I haphazardly packed up the last item, gathering the spoon along with the gardening tools, gloves, leftover seeds, and water bottles. Later, when I had a quiet moment, I turned the spoon over in my hands. Dull, corroded, turquoise pieces peek through layers of caked mud. Flecks of sienna rust decorate the handle and ornate, patterned dots still line its edges. It sits on a shelf next to my clay pots, seed collection, and medicines. I often wonder about that little spoon and what kind of meals it has seen. How many mouths it has fed. How those meals were medicine to the people who enjoyed them.

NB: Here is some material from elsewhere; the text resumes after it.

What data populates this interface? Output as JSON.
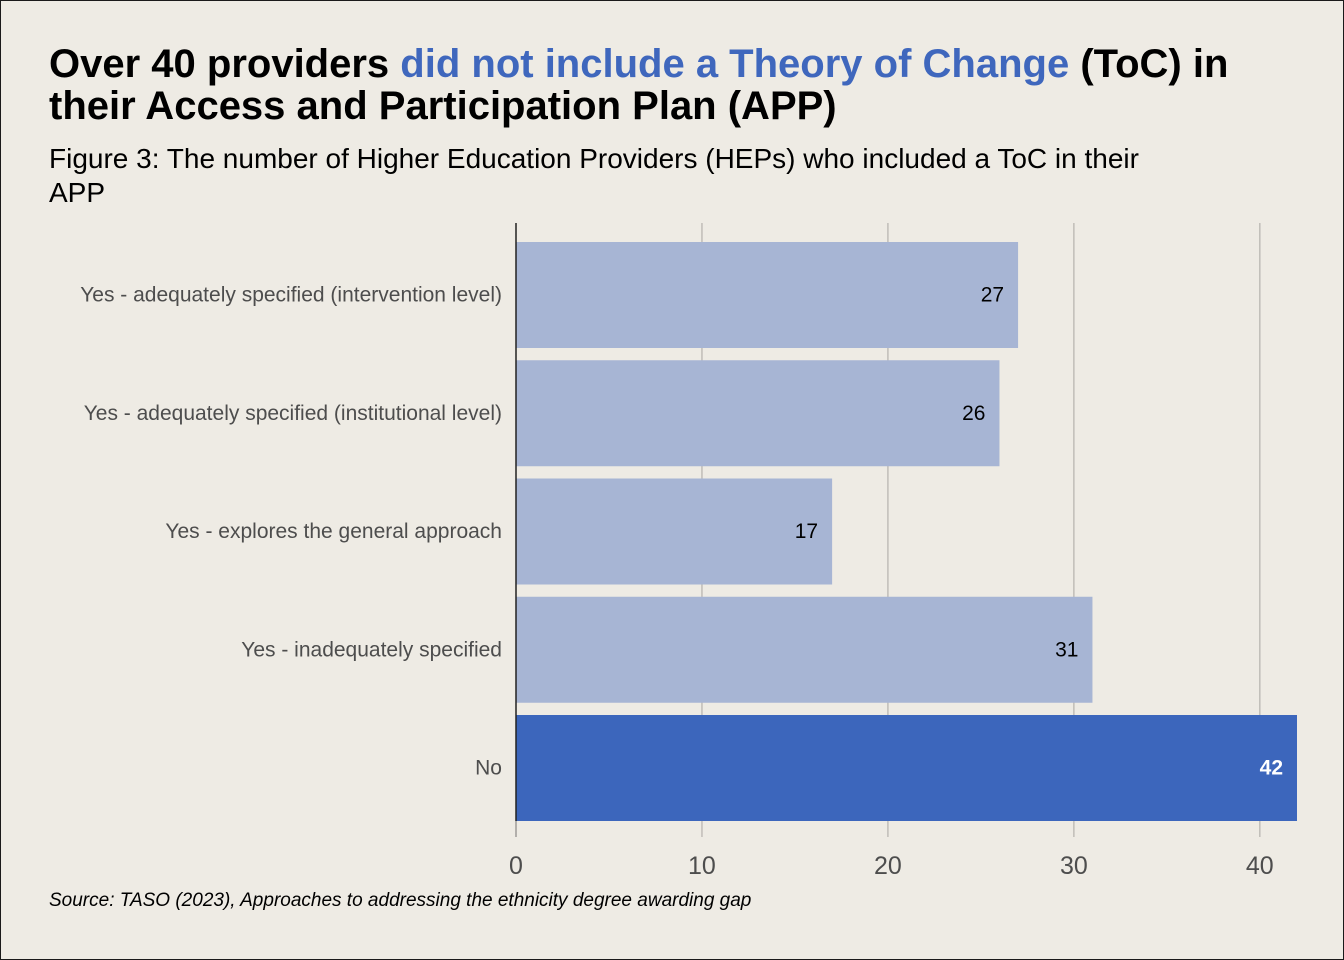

What kinds of conversations happened around that table. How it kept a family satiated and content. The coincidence didn't dawn on me until later that the spoon is actually a Haudenosaunee emblem. The “Dish with One Spoon,” or Sewatohkwà'tshera't, was the agreement between the rotiyanéshon (chiefs/leaders) and is a foundation of the Confederacy along with the Kayanerenh'kó:wa, the Great Law of Peace. Symbolized as a bowl and spoon from which people would share food, territory, and resources, it is considered to be an agreement with each other and with nature itself to live sustainably, share, and maintain peace amongst creation. The metaphor later appeared in wampum belt treaty agreements between the Haudenosaunee and neighboring nations to share lands.

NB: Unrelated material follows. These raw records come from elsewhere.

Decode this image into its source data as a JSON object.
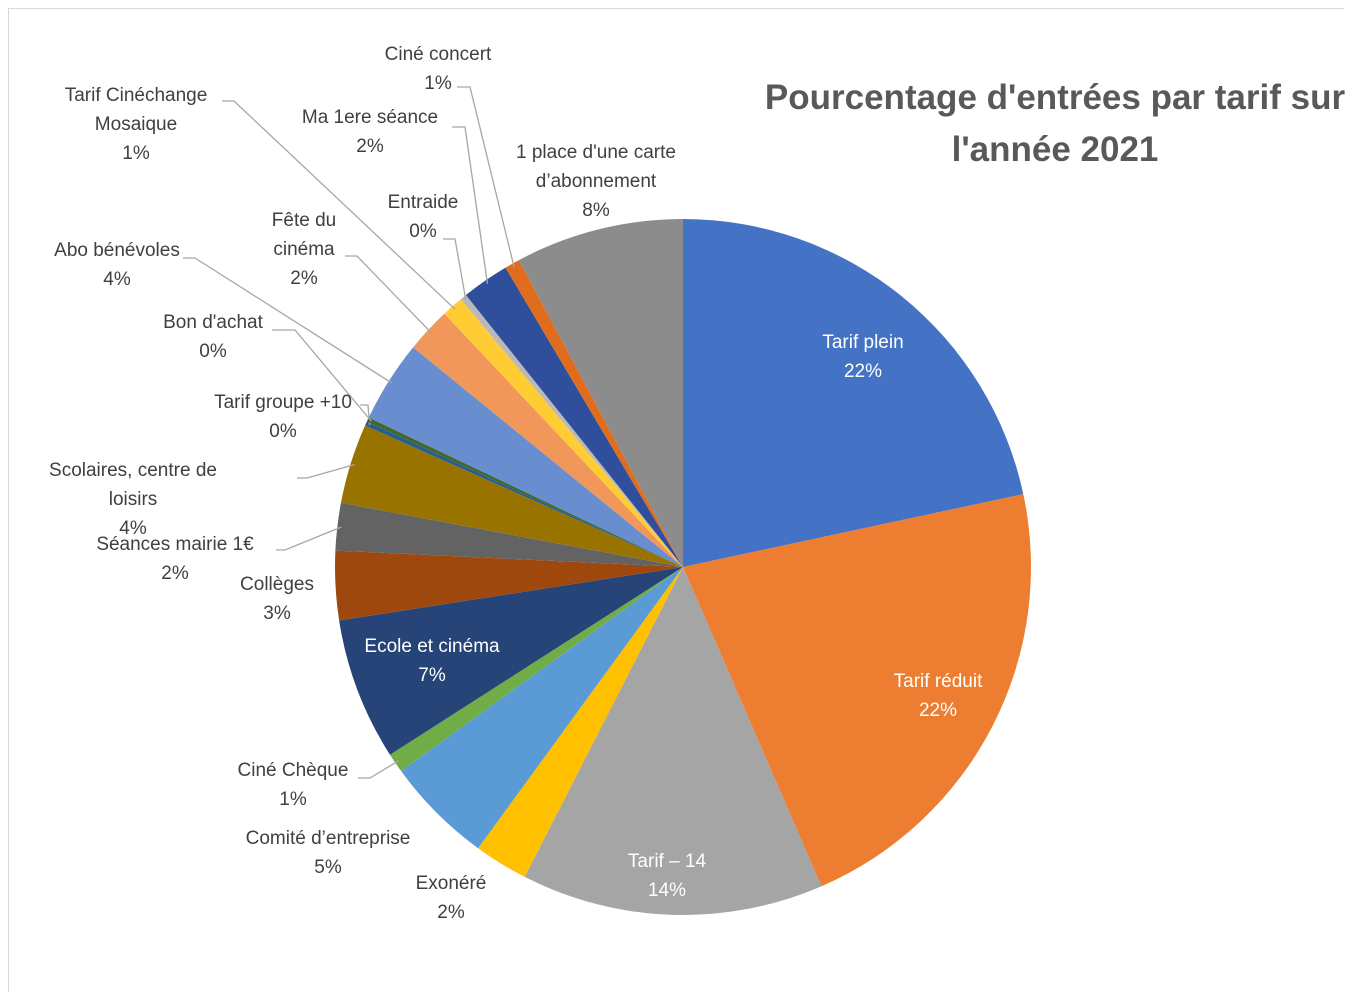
{
  "chart_data": {
    "type": "pie",
    "title": "Pourcentage d'entrées par tarif sur l'année 2021",
    "categories": [
      "Tarif plein",
      "Tarif réduit",
      "Tarif – 14",
      "Exonéré",
      "Comité d’entreprise",
      "Ciné Chèque",
      "Ecole et cinéma",
      "Collèges",
      "Séances mairie 1€",
      "Scolaires, centre de loisirs",
      "Tarif groupe +10",
      "Bon d'achat",
      "Abo bénévoles",
      "Fête du cinéma",
      "Tarif Cinéchange Mosaique",
      "Entraide",
      "Ma 1ere séance",
      "Ciné concert",
      "1 place d'une carte d’abonnement"
    ],
    "values": [
      21.6,
      21.8,
      14.0,
      2.5,
      5.0,
      0.9,
      6.6,
      3.2,
      2.2,
      3.7,
      0.2,
      0.2,
      3.8,
      2.1,
      1.0,
      0.3,
      2.2,
      0.7,
      7.8
    ],
    "value_labels": [
      "22%",
      "22%",
      "14%",
      "2%",
      "5%",
      "1%",
      "7%",
      "3%",
      "2%",
      "4%",
      "0%",
      "0%",
      "4%",
      "2%",
      "1%",
      "0%",
      "2%",
      "1%",
      "8%"
    ],
    "colors": [
      "#4472c4",
      "#ed7d31",
      "#a5a5a5",
      "#ffc000",
      "#5b9bd5",
      "#70ad47",
      "#264478",
      "#9e480e",
      "#636363",
      "#997300",
      "#255e91",
      "#43682b",
      "#698ed0",
      "#f1975a",
      "#ffcd33",
      "#b9b9b9",
      "#2f4f9c",
      "#e06c1d",
      "#8c8c8c"
    ]
  }
}
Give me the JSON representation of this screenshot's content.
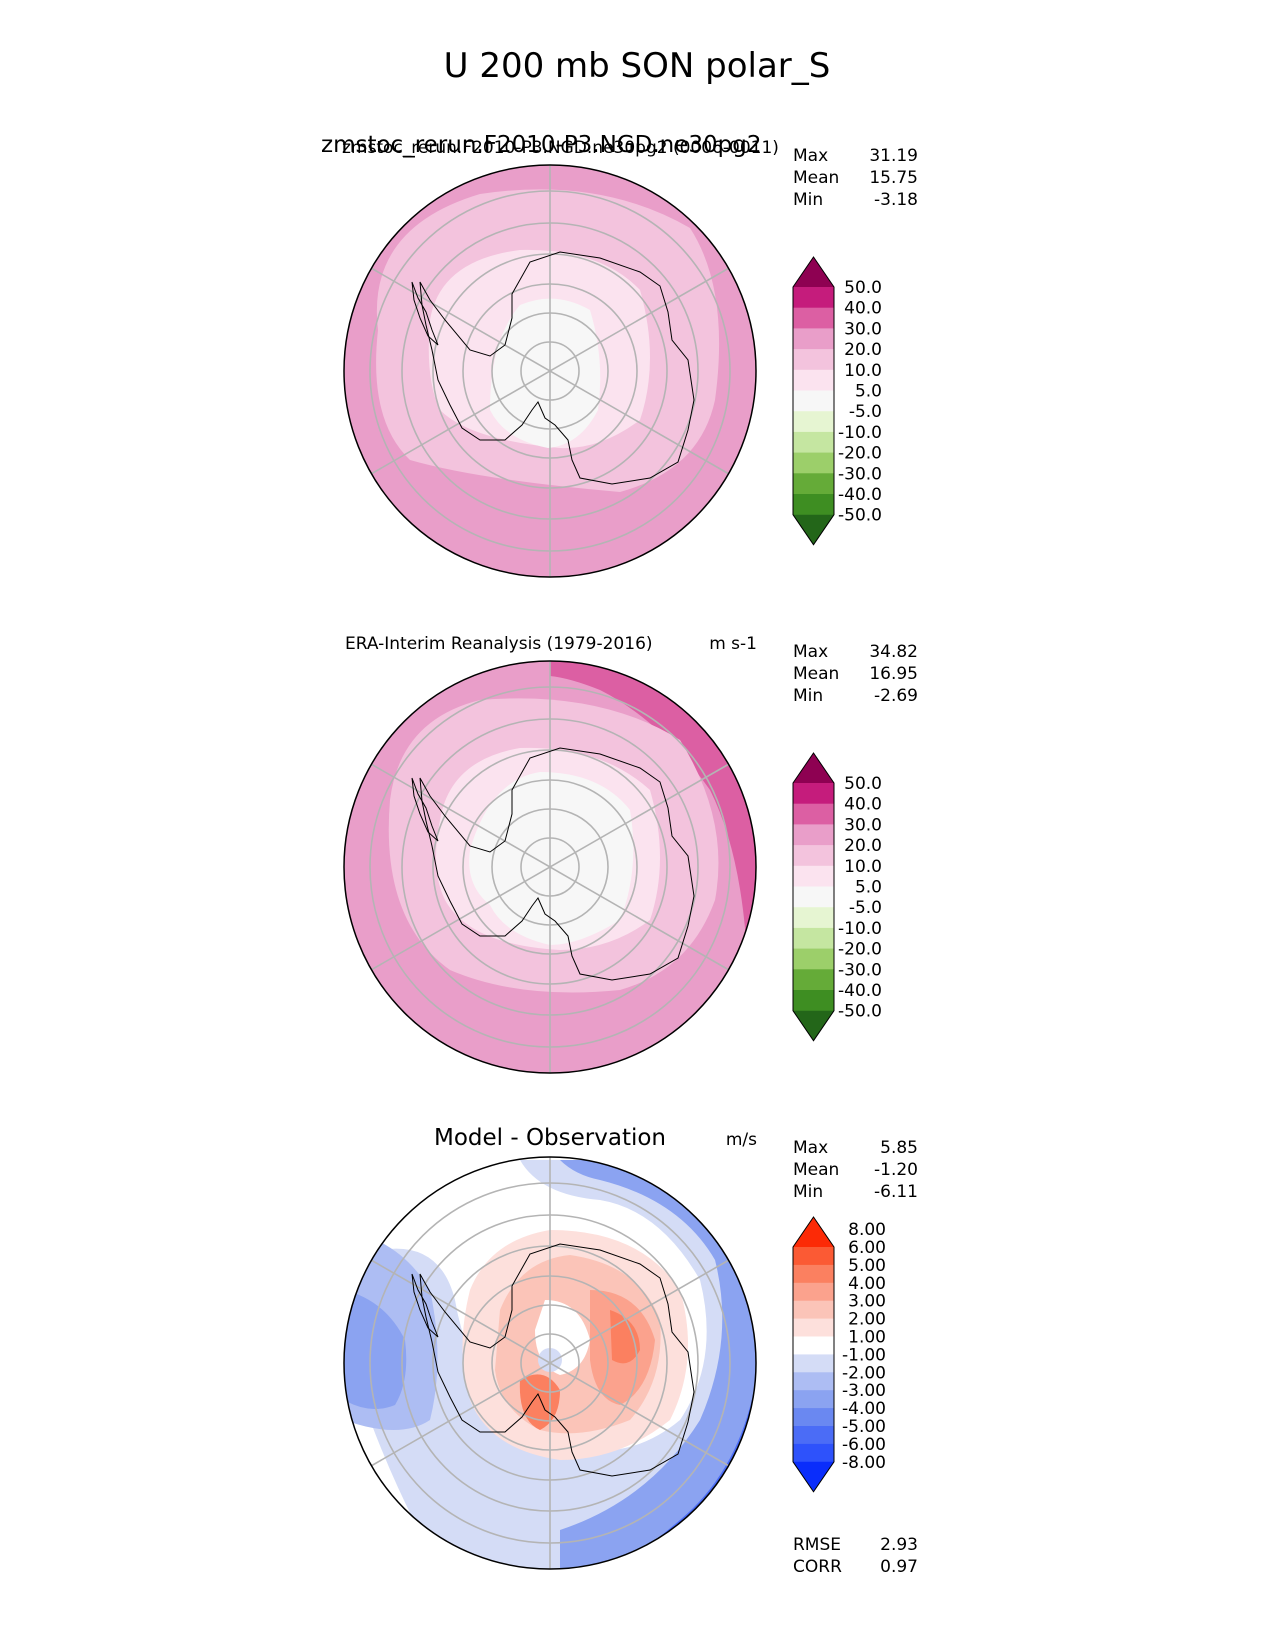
{
  "figure_title": "U 200 mb SON polar_S",
  "colors": {
    "grid": "#b4b4b4",
    "coast": "#000000",
    "wind_scale": [
      "#236619",
      "#3e8e22",
      "#65ab38",
      "#9ccf6a",
      "#c5e6a1",
      "#e6f5d2",
      "#f7f7f7",
      "#fbe3ef",
      "#f3c3dd",
      "#e99ec9",
      "#dc5fa3",
      "#c51c7c",
      "#8e0152"
    ],
    "diff_scale": [
      "#0a2dfb",
      "#2e52fb",
      "#4b6cf6",
      "#6a88f1",
      "#8ba3f1",
      "#adbdf3",
      "#d4dcf6",
      "#ffffff",
      "#fde0dc",
      "#fbc4b8",
      "#fba28d",
      "#fb8060",
      "#fb5a34",
      "#fc2a06"
    ]
  },
  "chart_data": [
    {
      "type": "heatmap",
      "projection": "south-polar-stereographic",
      "title_left": "zmstoc_rerun.F2010-P3.NGD.ne30pg2",
      "title_left_overlap": "zmstoc_rerun.F2010-P3.NGD.ne30pg2 (0006-0011)",
      "title_right": "",
      "stats_labels": [
        "Max",
        "Mean",
        "Min"
      ],
      "stats_values": [
        "31.19",
        "15.75",
        "-3.18"
      ],
      "levels": [
        "-50.0",
        "-40.0",
        "-30.0",
        "-20.0",
        "-10.0",
        "-5.0",
        "5.0",
        "10.0",
        "20.0",
        "30.0",
        "40.0",
        "50.0"
      ],
      "field": {
        "outer_value": 20,
        "band_value": 10,
        "inner_value": 5,
        "core_value": 0,
        "jet_value": 30
      },
      "latitude_circles": [
        -80,
        -70,
        -60,
        -50,
        -40
      ]
    },
    {
      "type": "heatmap",
      "projection": "south-polar-stereographic",
      "title_left": "ERA-Interim Reanalysis (1979-2016)",
      "title_right": "m s-1",
      "stats_labels": [
        "Max",
        "Mean",
        "Min"
      ],
      "stats_values": [
        "34.82",
        "16.95",
        "-2.69"
      ],
      "levels": [
        "-50.0",
        "-40.0",
        "-30.0",
        "-20.0",
        "-10.0",
        "-5.0",
        "5.0",
        "10.0",
        "20.0",
        "30.0",
        "40.0",
        "50.0"
      ],
      "field": {
        "outer_value": 20,
        "band_value": 10,
        "inner_value": 5,
        "core_value": 0,
        "jet_value": 30
      },
      "latitude_circles": [
        -80,
        -70,
        -60,
        -50,
        -40
      ]
    },
    {
      "type": "heatmap",
      "projection": "south-polar-stereographic",
      "title_center": "Model - Observation",
      "title_right": "m/s",
      "stats_labels": [
        "Max",
        "Mean",
        "Min"
      ],
      "stats_values": [
        "5.85",
        "-1.20",
        "-6.11"
      ],
      "levels": [
        "-8.00",
        "-6.00",
        "-5.00",
        "-4.00",
        "-3.00",
        "-2.00",
        "-1.00",
        "1.00",
        "2.00",
        "3.00",
        "4.00",
        "5.00",
        "6.00",
        "8.00"
      ],
      "metrics_labels": [
        "RMSE",
        "CORR"
      ],
      "metrics_values": [
        "2.93",
        "0.97"
      ],
      "latitude_circles": [
        -80,
        -70,
        -60,
        -50,
        -40
      ]
    }
  ]
}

         This peculiar garden artifact stirred my emotions and thoughts, a surprising reminder why I continue to do food sovereignty and academic work. The garden project, what I thought would be an uncomplicated endeavor, began to evoke questions about the intersections of nationhood and belonging, generations and families, history, “Skarureness”, land and food, the sacred trust in seeds, and healing. Working Tuscarora soil that summer and breathing in the dust on that fiercely windy day we sifted it for debris, I felt conflicted. Coming home with that dirt under my fingernails, both familiar and foreign earth, I am reminded of how we learned to introduce ourselves in Kanien'kéha (Mohawk) language. To say you are of a nation, you would say "Kanien'kehà:ka Niwakonhwentsyò:ten," translating to "I am of the Mohawk Nation," or more precisely, "Mohawk is my kind of clay/earth." In a way then, your very identity is tied to the nation/earth (owéntsyia) you come from. Despite growing up on the Skaru:re reservation, as a person not on the Tuscarora nation roll, I often felt like an outsider and that I did not belong, that I am not "of that earth." Yet at the same time, settling in at Six Nations, where my father's family and maternal grandmother's family originated wouldn't feel natural either. Though I am not enrolled Skaru:re, I feel that a core part of myself is tied to that land and parts of my own blood and ancestry trace their spindly roots back to North Carolina too.

            I know I'm not the only one who experiences this complicated sense of (un)belonging and identity. If indigenous senses of identity are tied to the land, what happens to those who are without land or status? How do displaced Native populations pursue food sovereignty and self-sufficiency efforts without a significant land base to garden, hunt, fish, etc.? Where do those of us who fall within the complex gradients of Native identity -- the landless, the unenrolled, the outsiders, the clanless, the "urban Indians", the mixed, the two-spirited, the "married out" -- belong now and in the future? How do we heal as individuals and communities when we still experience these colonizing identity politics like a fresh wound? There's certainly more to be said, but these words have been meandering to the surface like forgotten seeds. I hope they bring some comfort to others who wrestle with the same complications of being Onkwehón:we in the 21st century.